Здравый смысл подсказывал Канюкову, что иного выхода нет. Бурмакину следует идти в поселок за помощью. И в то же время Бурмакин был необходим здесь. Необходим, как тепло костра, воздух для дыхания или снег под лыжами, чтобы не провалиться в бездну. Потому что теперь это был не только Бурмакин — он был люди.
— Боюсь я… Один…
Валентин усмехнулся, как усмехается взрослый беспричинному страху ребенка. Канюков не видел его усмешки. Он угадал ее по молчанию парня, как давеча догадался по скрипу снега, что Бурмакин разделывает лося. И, закусив губу, притих.
Без жалоб и возражений позволил переместить себя на охапку пихтовых веток, застеленных шкурой лося. Когда стала утихать вызванная этим боль, попросил:
— Папиросы у меня в кармане… Ты мне, — он поморщился, пересиливая желание застонать, — прикурил бы одну, а? В правом кармане они.
И ждал: бередя боль, равнодушная к этой боли рука вонзится в его исстрадавшееся тело, как вонзается нож.
Ожидание затягивалось, он устал готовиться к боли. Потом Бурмакин заслонил теплый ток воздуха от ладьи, зайдя сбоку, и Канюков увидел над собой руку с прикуренной уже самокруткой.
— У меня «Беломорканал», — сказал он.
— Ничего, покуришь махорку. Люди курят, не подыхают.
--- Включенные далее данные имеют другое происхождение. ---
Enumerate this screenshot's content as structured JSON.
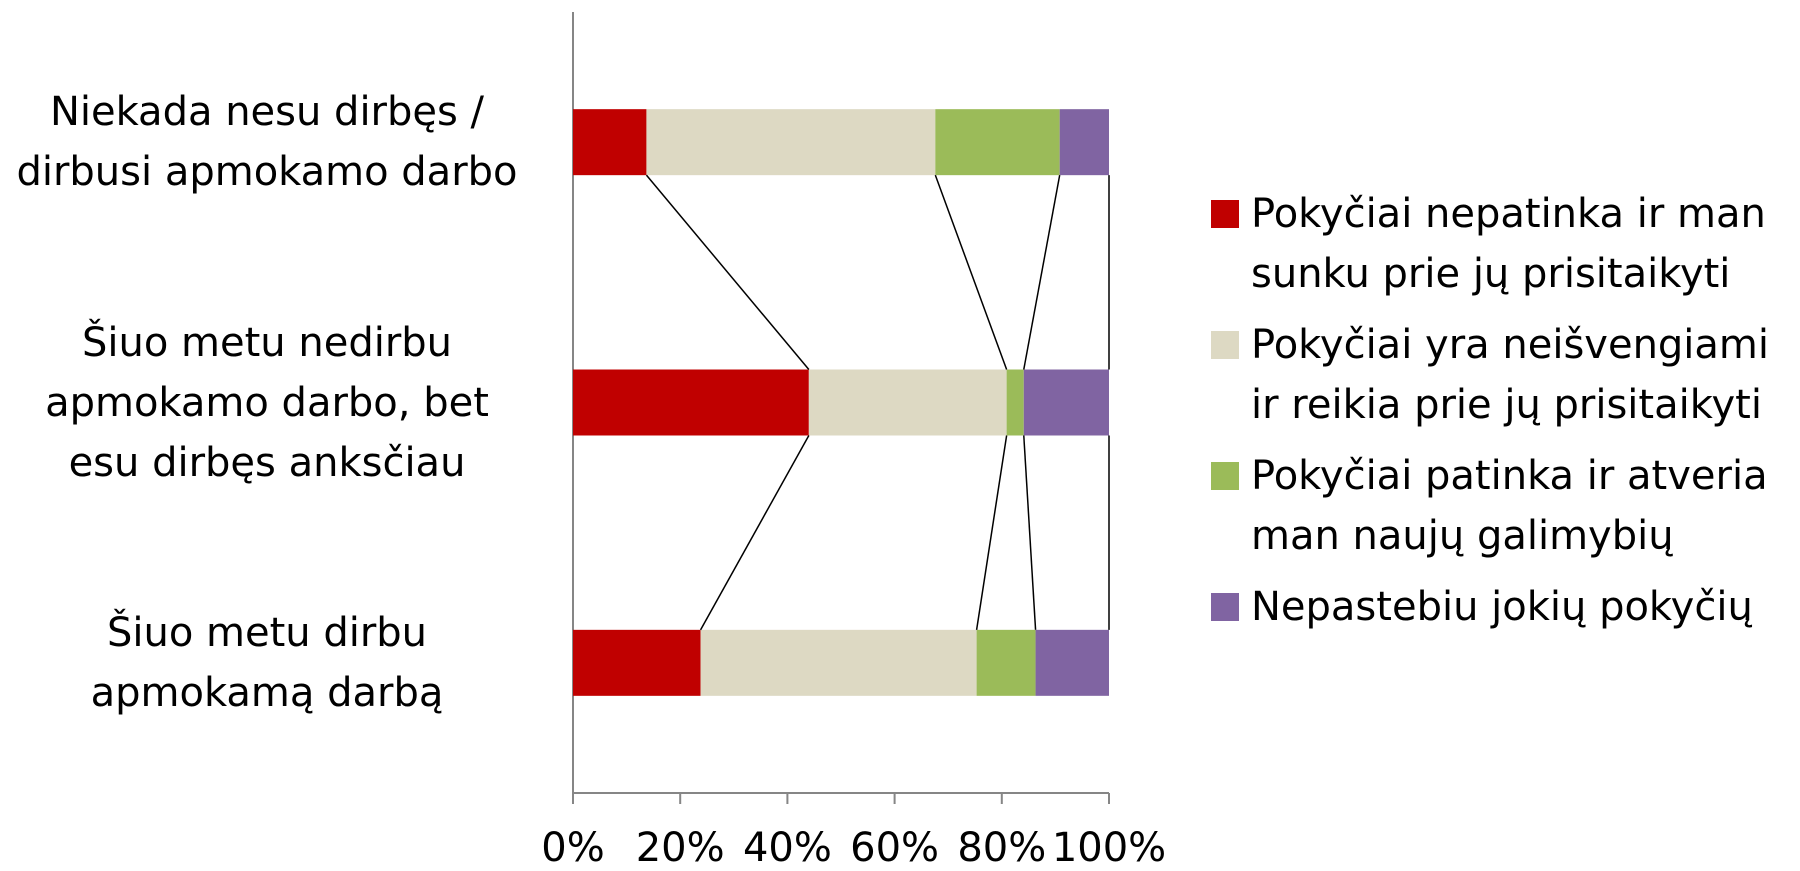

По бряканью котелка, скрипу снега и колыханию теней на бронзовых стволах сосен, подпирающих тьму, Канюков знал, что парень находится рядом, возле костра. Собирается варить мясо или варит уже. А может быть, просто чай кипятит? Пожалуй, чай даже лучше. Сладкий, горячий, крепкий. Непочатая пачка грузинского, сахар в банке из-под пороха и кружка — в рюкзаке. А где рюкзак?
— Валя, в мешке чай есть. И сахар. Сало еще жена клала.
Валька не ответил, и у Канюкова появилось такое ощущение, будто его слова висят в воздухе, как птицы, которым некуда опуститься. И сам он висит в черной пустоте. Ему стало жалко себя, жалко как-то со стороны, словно не Канюков жалел Канюкова, а кто-то посторонний. Жалел за боль и беспомощность, за нелепость судьбы и за обиду, чинимую презрительным молчанием Бурмакина. Чудак он, этот Бурмакин, — представилась возможность заручиться дружбой и признательностью Канюкова, а он не пользуется этой возможностью, пренебрегает.
— Сохатину жрать будешь, заготовитель?
— Чайку бы, — сам удивляясь, зачем кобенится, попросил Канюков.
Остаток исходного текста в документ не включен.